Singapore banks surprise with tolerable Q2 results
Non-performing loan ratios were at or near all-time lows of 1% in the face of an extremely volatile market environment.
Despite thinner interest margins and the unsettling volatility, Oversea-Chinese Banking Corporation, United Overseas Bank and DBS Bank Ltd reported second quarter earnings that exceeded analysts' expectations.
The trio’s combined net profit fell 11% in the quarter to S$2.17 billion. Compared to a year ago, however, net profit was 11% higher.
Loan growth will probably fall to 10% or less this year compared to earlier projections of over 10%, said the CEO’s of DBS and OCBC.

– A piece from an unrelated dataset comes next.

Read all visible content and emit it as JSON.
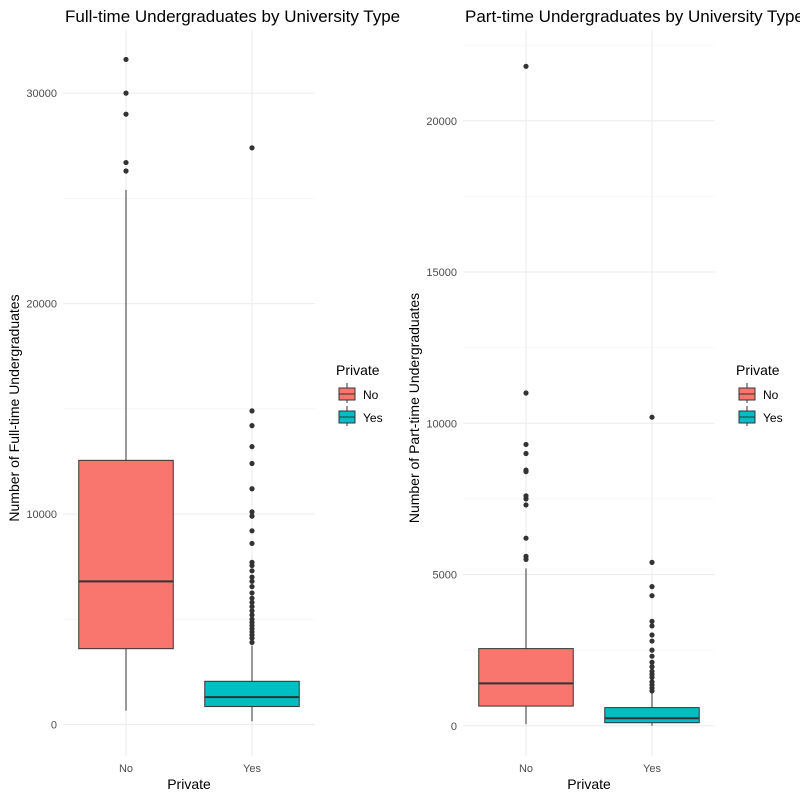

"I think the rest of this year is going to be very, very uncertain," said DBS CEO Piyush Gupta.
Interest margins, which had shown some signs of recovery in the first quarter of the year, again weakened with little hope of improvement later this year. Trading and investment income at all three banks was substantially lower in the second quarter compared to the quarter as market conditions worsened.
Net interest income at all three banks fell compared to Q1 as the squeeze in net interest margins offset growth in loans. The banks' combined net interest income slid 1% over the quarter to S$3.24 billion. On the other hand, their combined non-interest income dropped 20% to S$1.85 billion from S$2.3 billion in Q1.
Despite the volatility, there was no sign of trouble in the banks' portfolios, with non-performing loan ratios at or near all-time lows of around 1%.